Flowcut Switching: High-Performance Adaptive Routing with In-Order Delivery Guarantees
Tommaso Bonato, Daniele De Sensi, Salvatore Di Girolamo, Abdulla Bataineh, David Hewson, Duncan Roweth, Torsten Hoefler
TL;DR
Flowcut switching addresses the challenge of maintaining in-order packet delivery under adaptive routing in data-center networks, particularly for RDMA RoCE and latency-sensitive transports. It achieves this by maintaining per-flow Flowcut state, creating new Flowcuts only when there are no in-flight packets, and employing a drainage mechanism with RTT-based signals to reroute congestion-affected flows. The paper presents three deployment variants (Full switch, Ingress-only, NIC-only) and demonstrates through simulations and Slingshot hardware experiments that Flowcut can yield up to 50% better flow completion times than ECMP and up to 40% better than Flowlet, while guaranteeing in-order delivery and tolerating failures with up to 5x improvement in tail scenarios. The approach is practical on commodity hardware with modest memory overhead and offers a flexible path to incremental deployment across switches or NICs, broadening the applicability of robust, in-order adaptive routing for modern data-center workloads.
Abstract
Network latency severely impacts the performance of applications running on supercomputers.
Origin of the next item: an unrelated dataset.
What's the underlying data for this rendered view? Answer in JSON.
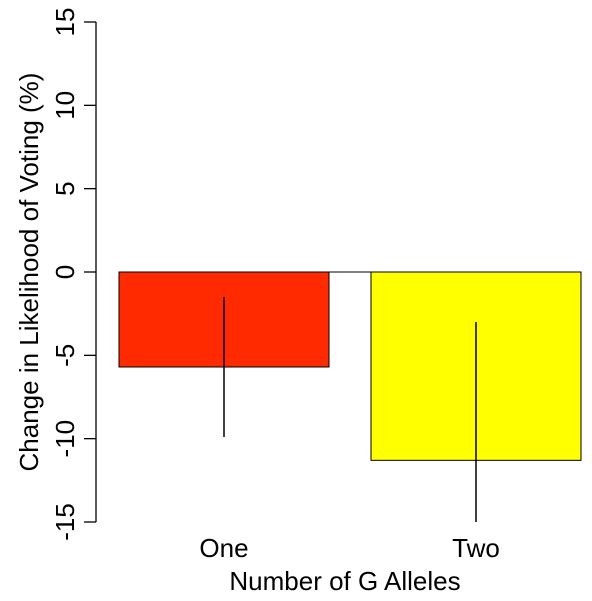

Adaptive routing algorithms route packets over different available paths to reduce latency and improve network utilization. However, if a switch routes packets belonging to the same network flow on different paths, they might arrive at the destination out-of-order due to differences in the latency of these paths. For some transport protocols like TCP, QUIC, and RoCE, out-of-order (OOO) packets might cause large performance drops or significantly increase CPU utilization. In this work, we propose flowcut switching, a new adaptive routing algorithm that provides high-performance in-order packet delivery. Differently from existing solutions like flowlet switching, which are based on the assumption of bursty traffic and that might still reorder packets, flowcut switching guarantees in-order delivery under any network conditions, and is effective also for non-bursty traffic, as it is often the case for RDMA.